Nuestro columnista recuerda algunos de los más sonados casos relaciones con la maldita droga.
“Mulas” les llaman en Colombia, “dealers” en Argentina y “camellos” en España. Acá les dicen “burriers”, una mezcla de “burro” y la palabra “courrier”, que significa “correo”. Por tanto, el “burrier” es una bestia de carga que lleva droga. A fin de cuentas, no importa el nombre, la consecuencia será siempre igual: cárcel o muerte.
Lo mismo pasa en cuanto a la droga que llevan, y así lo escribió el narrador estadounidense Bill Burroughs, quien fue 15 años consumidor de heroína: “Tanto da que la aspires, la fumes, la comas o te la metas por el c…, el resultado es el mismo: adicción”. A diario son más los jóvenes que se aventuran en este negocio, donde es más probable que mueran a que logren recibir un puñado de dólares sucios. Y de lograrlo, los cárteles del narcotráfico nunca los dejarán en paz. Otra vez les propondrán pasar cápsulas en la barriga y, como en “El padrino”, “les harán una oferta que no podrán rechazar”. Casi a diario leemos sobre la captura de algún “burrier” en el aeropuerto. Y si lo siguen intentando, es porque la droga continúa saliendo mediante esa modalidad.
Pero, ¿qué lleva a una persona a arriesgar su vida de tal manera? Puede ser la necesidad y las ansias de dinero fácil, pero pienso que hay una predisposición a asumir riesgos. El psicoanálisis lo llama “pulsión de muerte”. Los que aceptan estos trabajos no tienen mucho amor a la vida, y casi les da lo mismo morir o no. De hecho, cuando empezó a usarse esta técnica las bandas contactaban extranjeros en Europa con enfermedades terminales, como cáncer o Sida, para llevar la droga en sus estómagos. Se les hace practicar tragando uvas o trozos de zanahoria con linaza y, antes de engullir las cápsulas, son sometidos a un lavado gástrico.
Una persona en promedio puede llevar hasta un kilo de droga, unas 100 cápsulas, aunque un turista de República Dominicana llegó a ingerir 260 envoltorios mortales. La gran mayoría son cocainómanos. Uno de ellos fue Horacio Puccio Bayona, amigote del “Clan Calígula”. Llevaba una buena cantidad de bolsas de cocaína en el vientre, pero como estaba resaqueado, antes de abordar el avión se tomó una Coca-Cola. Craso error, el gas de la bebida hizo reventar las bolsitas. El gringo, sentado en primera clase, dio un alarido: “¡Ahhh!” y se puso más blanco que un papel. No resistió, ni pudo bajar la escalinata del avión. En la pista, el médico dijo: “Este muerto huele a cocaína, llévenlo a la morgue”.

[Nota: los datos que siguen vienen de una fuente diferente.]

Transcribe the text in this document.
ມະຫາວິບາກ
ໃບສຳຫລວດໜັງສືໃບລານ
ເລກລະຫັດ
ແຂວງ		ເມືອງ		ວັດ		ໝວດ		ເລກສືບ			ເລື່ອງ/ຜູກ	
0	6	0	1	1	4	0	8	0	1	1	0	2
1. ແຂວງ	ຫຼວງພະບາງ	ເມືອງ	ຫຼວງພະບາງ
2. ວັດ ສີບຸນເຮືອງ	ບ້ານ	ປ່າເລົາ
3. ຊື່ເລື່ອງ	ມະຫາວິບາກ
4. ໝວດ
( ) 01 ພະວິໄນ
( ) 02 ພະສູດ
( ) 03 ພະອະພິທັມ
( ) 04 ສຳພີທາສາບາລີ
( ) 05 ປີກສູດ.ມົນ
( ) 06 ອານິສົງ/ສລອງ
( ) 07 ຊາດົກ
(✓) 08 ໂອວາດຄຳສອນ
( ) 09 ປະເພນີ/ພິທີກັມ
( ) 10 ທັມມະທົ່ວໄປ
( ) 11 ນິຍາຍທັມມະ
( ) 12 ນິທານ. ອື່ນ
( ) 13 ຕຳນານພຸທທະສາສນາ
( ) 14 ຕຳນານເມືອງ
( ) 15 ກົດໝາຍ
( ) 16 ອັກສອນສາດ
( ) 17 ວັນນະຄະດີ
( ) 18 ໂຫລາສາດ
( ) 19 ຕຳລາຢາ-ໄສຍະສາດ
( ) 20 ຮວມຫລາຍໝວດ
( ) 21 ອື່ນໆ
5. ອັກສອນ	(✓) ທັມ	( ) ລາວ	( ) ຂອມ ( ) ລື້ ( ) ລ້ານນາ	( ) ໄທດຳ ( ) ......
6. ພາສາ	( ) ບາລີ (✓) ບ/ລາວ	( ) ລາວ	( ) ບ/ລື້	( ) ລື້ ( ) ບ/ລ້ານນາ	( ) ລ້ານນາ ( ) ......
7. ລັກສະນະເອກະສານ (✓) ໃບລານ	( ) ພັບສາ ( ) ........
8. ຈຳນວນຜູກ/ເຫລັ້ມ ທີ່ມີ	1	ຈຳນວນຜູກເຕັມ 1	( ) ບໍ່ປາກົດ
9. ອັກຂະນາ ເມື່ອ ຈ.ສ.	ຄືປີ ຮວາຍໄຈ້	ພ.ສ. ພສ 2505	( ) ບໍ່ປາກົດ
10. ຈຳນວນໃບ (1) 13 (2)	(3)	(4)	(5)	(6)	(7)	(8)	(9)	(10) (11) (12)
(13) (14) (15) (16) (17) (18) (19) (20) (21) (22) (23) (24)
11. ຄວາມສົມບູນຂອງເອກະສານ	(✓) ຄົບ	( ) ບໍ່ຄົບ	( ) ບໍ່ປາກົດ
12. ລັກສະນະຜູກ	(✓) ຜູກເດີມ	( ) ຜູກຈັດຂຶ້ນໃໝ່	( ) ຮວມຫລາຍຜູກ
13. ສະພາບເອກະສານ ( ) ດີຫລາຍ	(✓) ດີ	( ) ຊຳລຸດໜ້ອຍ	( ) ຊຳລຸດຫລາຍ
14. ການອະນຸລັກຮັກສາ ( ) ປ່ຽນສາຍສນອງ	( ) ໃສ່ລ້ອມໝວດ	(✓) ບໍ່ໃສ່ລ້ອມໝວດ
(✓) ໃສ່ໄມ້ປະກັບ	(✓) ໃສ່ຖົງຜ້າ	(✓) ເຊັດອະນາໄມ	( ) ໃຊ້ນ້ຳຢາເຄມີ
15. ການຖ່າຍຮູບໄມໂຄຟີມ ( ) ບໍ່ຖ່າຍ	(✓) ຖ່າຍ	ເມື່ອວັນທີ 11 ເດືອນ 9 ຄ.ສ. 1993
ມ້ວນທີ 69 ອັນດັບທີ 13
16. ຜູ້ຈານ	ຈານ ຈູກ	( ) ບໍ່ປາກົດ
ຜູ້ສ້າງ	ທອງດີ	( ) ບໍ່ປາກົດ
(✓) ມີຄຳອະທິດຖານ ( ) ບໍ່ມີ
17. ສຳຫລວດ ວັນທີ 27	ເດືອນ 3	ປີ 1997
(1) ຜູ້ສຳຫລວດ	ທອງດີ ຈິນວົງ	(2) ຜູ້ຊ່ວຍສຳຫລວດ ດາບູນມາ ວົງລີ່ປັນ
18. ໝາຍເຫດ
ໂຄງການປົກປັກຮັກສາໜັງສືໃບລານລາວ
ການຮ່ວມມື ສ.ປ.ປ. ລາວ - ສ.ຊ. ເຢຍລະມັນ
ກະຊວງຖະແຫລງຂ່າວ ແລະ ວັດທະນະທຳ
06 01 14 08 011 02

La película colombiana “María, llena eres de gracia”, retrata esta desgarradora realidad en la que una joven de 17 años acepta llevar en su vientre droga hacia Nueva York. Para hacer el filme, el director contactó al agente de viajes Orlando Tobón, quien desde 1980 había ayudado a repatriar 400 cadáveres de “burriers” entre 17 y 82 años.
Pero si de historias del narcotráfico llevadas a la pantalla hablamos, no se puede dejar de mencionar “Escobar: el patrón del mal”, la exitosa serie de televisión colombiana acerca de la vida de Pablo Escobar, el más grande narco de la historia. En la tierra del café, esta serie rompió récords de audiencia superando largamente a éxitos como “Betty, la fea” o “Café con aroma de mujer”. Es que en la historia de Colombia hay un antes y un después del fundador del Cártel de Medellín, quien amasó una fortuna superior a los 25 mil millones de dólares, lo que lo colocó en la lista de las 10 personas más ricas en la historia de la humanidad. Para no ser extraditado a los Estados Unidos, desató un baño de sangre en su país pues mandó matar a jueces, fiscales, policías, militares y civiles. Se calcula que está vinculado a la muerte de unas 10 mil personas. Escobar es un mito en Colombia, pero sobre todo en Medellín, donde es visto por muchos como un “Robin Hood”, porque levantó escuelas, campos deportivos y regaló dinero a los más pobres. La serie ya se comenzó a ver en Estados Unidos, donde hay millones de latinos. La realidad sigue siendo más dura que la ficción. Apago el televisor.